1789-2021 : analogies financières pour ne pas refaire les mêmes erreurs

 

 

En 1789, le roi a convoqué les États généraux parce que le pays était en faillite. Devant le refus de la noblesse et du clergé de se laisser taxer et devant l’impossibilité de taxer davantage le peuple, la fuite en avant a prévalu dans la dette et l’inflation.

Par la suite, les assignats gagés sur la confiscation des biens du Clergé ont vu leur émission se multiplier par 12 jusqu’à la mort du roi. Ce moment tragique de notre Histoire nous rappelle simplement à quel point il est difficile de résister à la fuite en avant.

Ainsi de 2015 à 2022, la BCE et ses filiales nationales auront racheté 4 350 milliards de titres de dette, soit l’équivalent de plus du 1/3 du PIB de la zone euro !

La monnaie étant, comme la justice, un bien collectif dont la stabilité bénéficie aux plus modestes, elle a été justement « sanctuarisée » dans l’article 123 du Traité d’Union européenne autour de deux principes essentiels : l’indépendance de la banque centrale qui reçoit une délégation de service public et l’interdiction de financer directement les déficits ; celle-ci prévalait d’ailleurs en France depuis 1973.

Contestés conjointement par l’extrême-gauche et l’extrême-droite, ces principes sont aujourd’hui pleinement reconnus par plus de 70% des Français qui expriment dans toutes les enquêtes leur adhésion à l’euro.

Ils ont compris que la stabilité de l’euro garantissait celle de leurs retraites, de leurs salaires et de leur épargne. Et ces principes ont été approuvés par le référendum soumis au peuple français en 1992.

Cependant, la douce tentation de déprécier la monnaie revient aujourd’hui indirectement au travers de la vaine rhétorique d’annulation des dettes. Fût-ce parfois au motif parfaitement recevable d’accélérer l’investissement public. Rien ne l’empêche pourtant avec les taux d’intérêt les plus bas de toute l’histoire.

Et la dette covid ne nous gêne en rien puisqu’elle a été rachetée par la BCE (ou par la Banque de France) qui sont des filiales des États, ce qui nous protège de fait contre une éventuelle hausse des taux d’intérêt puisque la Banque de France (ou la BCE) reverserait dans ce cas aux États, sous forme de dividendes, ce que ceux-ci lui paieraient en intérêts.
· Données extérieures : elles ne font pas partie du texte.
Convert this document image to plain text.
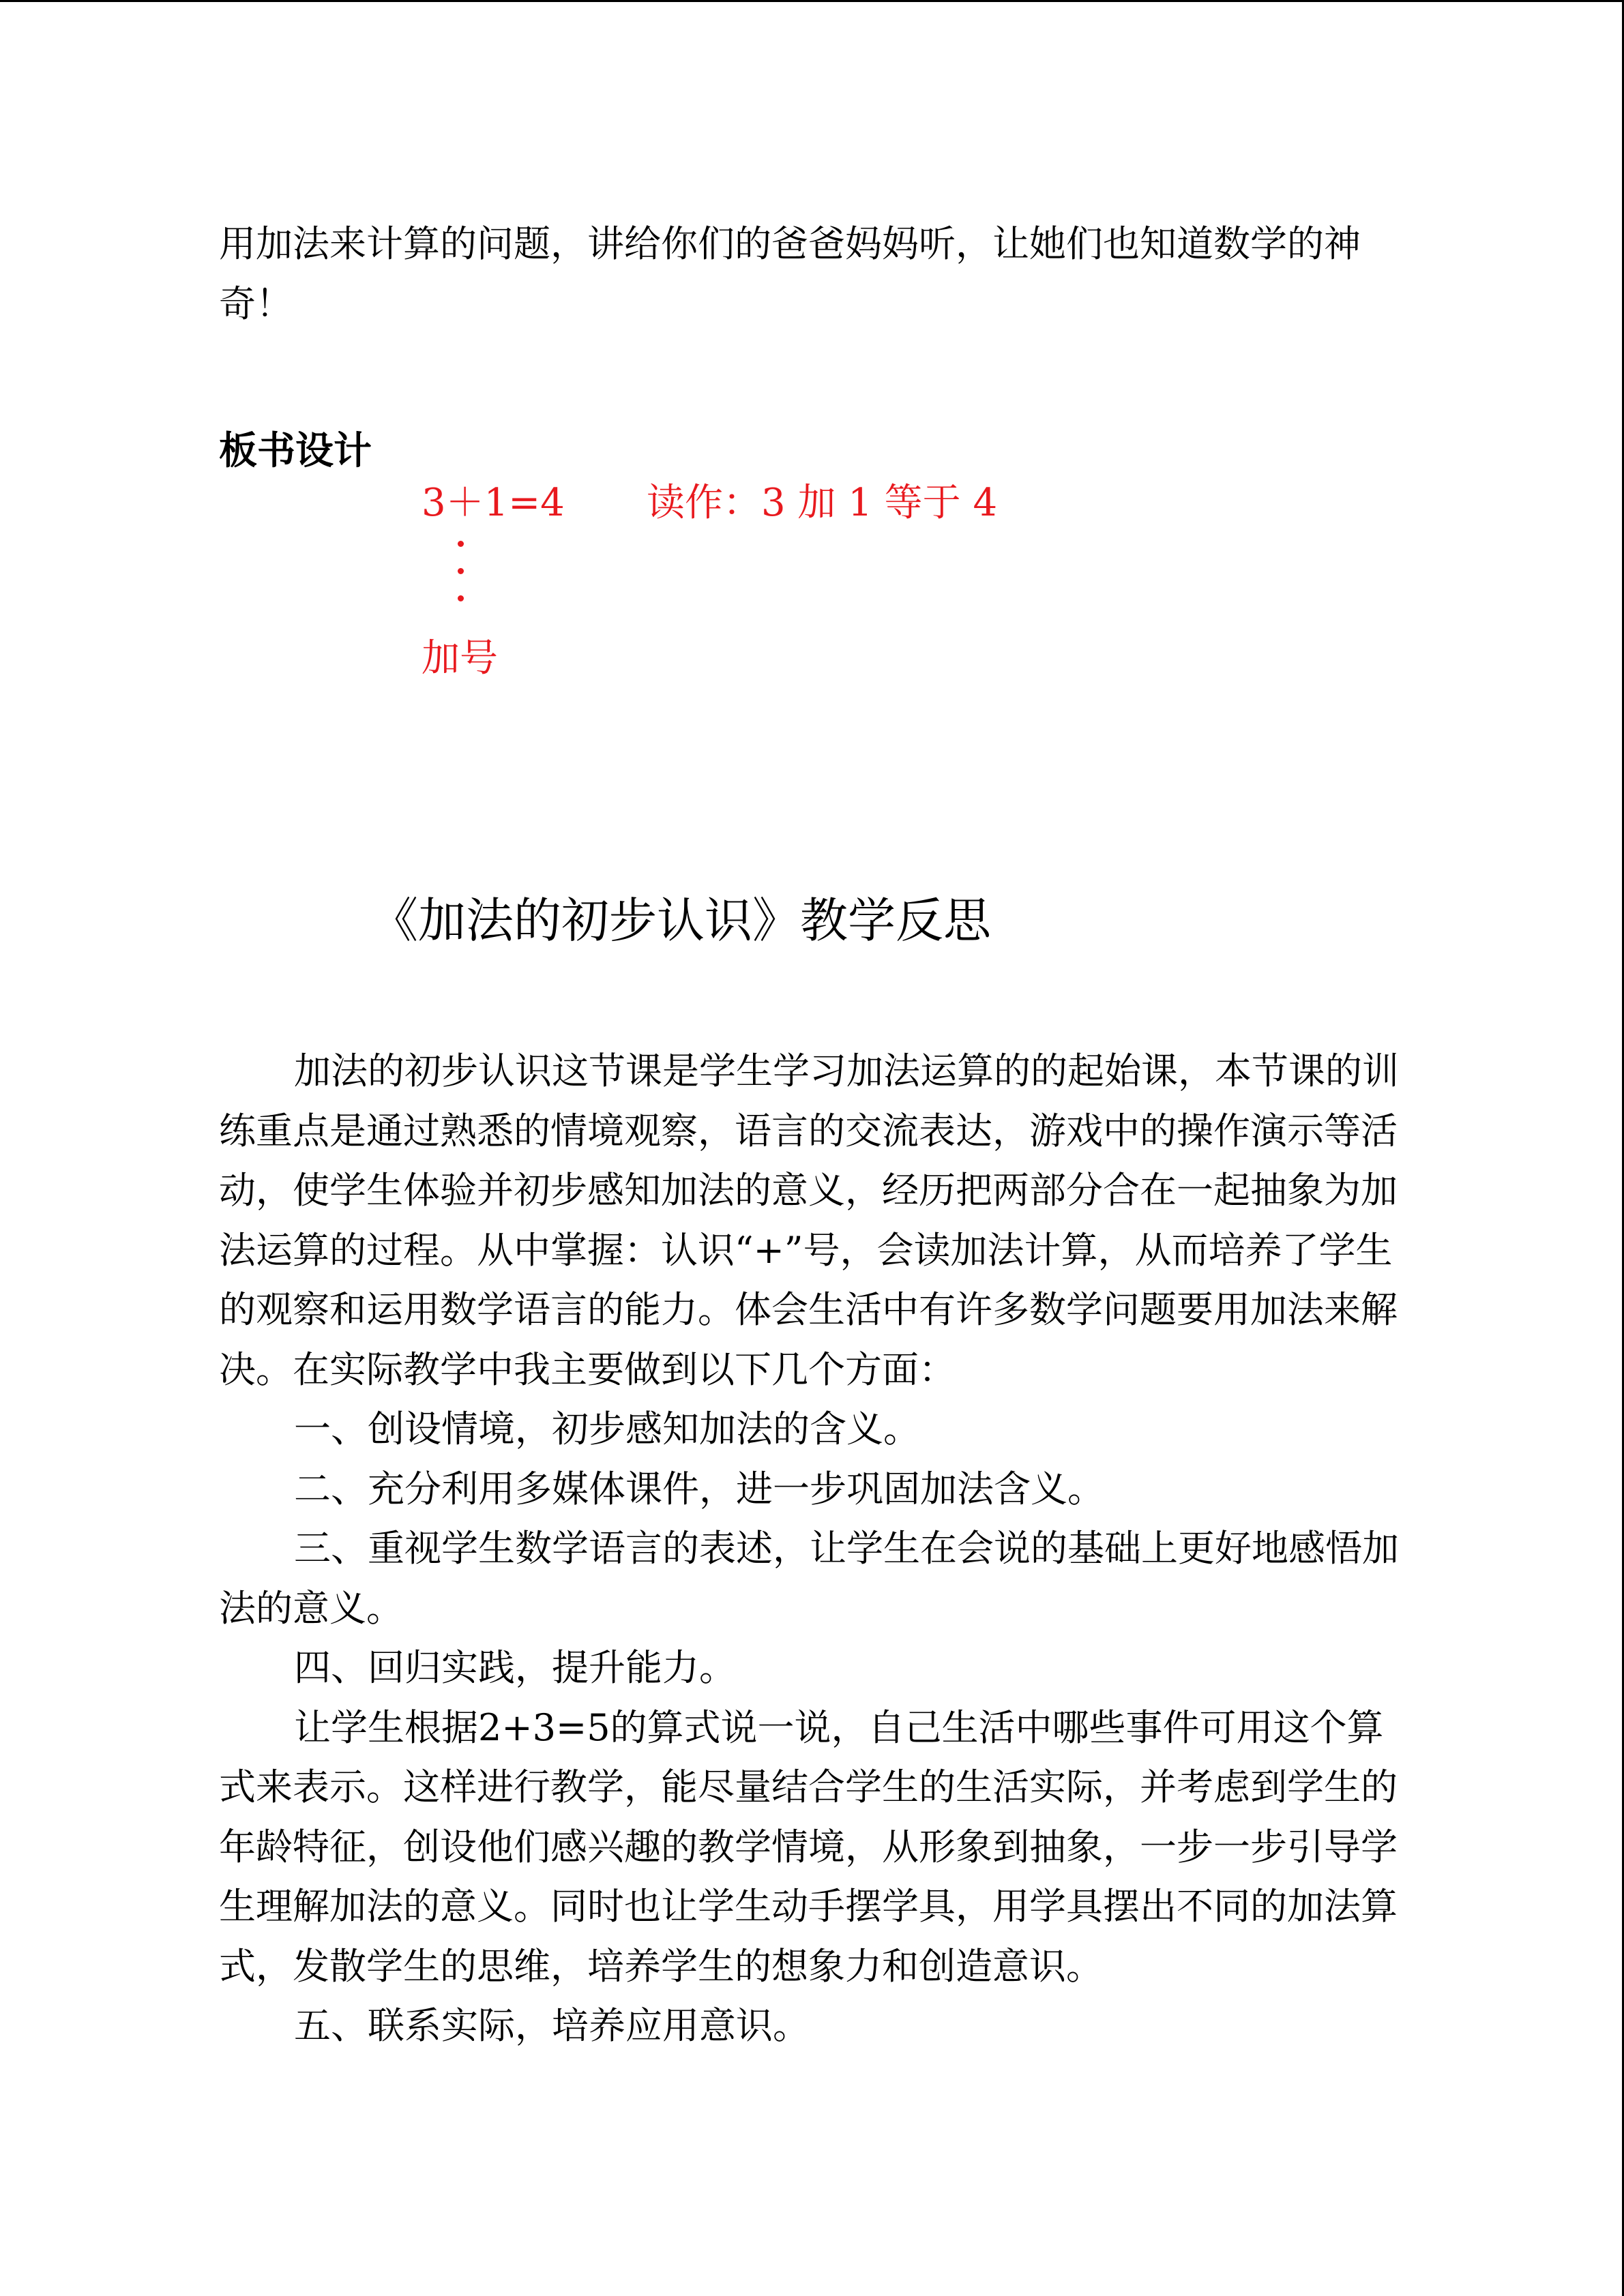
用加法来计算的问题，讲给你们的爸爸妈妈听，让她们也知道数学的神奇！
板书设计
3＋1=4 读作：3 加 1 等于 4
加号
《加法的初步认识》教学反思

加法的初步认识这节课是学生学习加法运算的的起始课，本节课的训练重点是通过熟悉的情境观察，语言的交流表达，游戏中的操作演示等活动，使学生体验并初步感知加法的意义，经历把两部分合在一起抽象为加法运算的过程。从中掌握：认识“+”号，会读加法计算，从而培养了学生的观察和运用数学语言的能力。体会生活中有许多数学问题要用加法来解决。在实际教学中我主要做到以下几个方面：

一、创设情境，初步感知加法的含义。

二、充分利用多媒体课件，进一步巩固加法含义。

三、重视学生数学语言的表述，让学生在会说的基础上更好地感悟加法的意义。

四、回归实践，提升能力。

让学生根据2+3=5的算式说一说，自己生活中哪些事件可用这个算式来表示。这样进行教学，能尽量结合学生的生活实际，并考虑到学生的年龄特征，创设他们感兴趣的教学情境，从形象到抽象，一步一步引导学生理解加法的意义。同时也让学生动手摆学具，用学具摆出不同的加法算式，发散学生的思维，培养学生的想象力和创造意识。

五、联系实际，培养应用意识。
Rappelons le bon sens populaire qui sait qu’annuler les dettes fait fuir les investisseurs. Et entraîne des primes de risque redoutables aux dépens des contribuables.

Le seul vrai débat constructif sur la dette est celui sur sa maturité : son échéance moyenne est de 8 ans. La caper à 50 ans au taux de 0,5 % nous mettrait à l’abri d’une remontée des taux d’intérêt qui se concentrera sur les échéances courtes. Comme d’autres économistes, je propose d’allonger les échéances de notre dette vers 30 et 50 ans. Mais cela ne peut se faire que progressivement.

Il faut éviter aujourd’hui de refaire l’erreur commise par Louis XVI dans sa fuite en avant dans l’inflation. Et les banques centrales devront finir par reconnaître que leur politique monétaire palliative, sans doute nécessaire, a aggravé les inégalités par l’inflation des actifs (immobilier, bourse ……).

Il faudra donc savoir s’arrêter à temps !

Et refonder le Pacte de stabilité européen sur des bases complètement renouvelées. Oui, il faudra aussi augmenter les impôts des plus riches, ce que Louis XVI n’a pas su faire. Mais on ne pourra y parvenir que dans un cadre fédéral européen autour du concept post-moderne de société plus sobre et plus égalitaire.

Taxe carbone, taxe carbone aux frontières, taxe sur les GAFA, écrêtement des dividendes et des grosses rémunérations, taxe sur les transactions financières et sur la grosse épargne nous éviteront l’inflation et les troubles sociaux, voire insurrectionnels, dans le monde post-covid.

Ce sera un changement profond de société qui devra également associer les salariés et toutes les parties prenantes à la gestion des entreprises.

Ce nouveau monde doit pouvoir émerger en 2022-2023.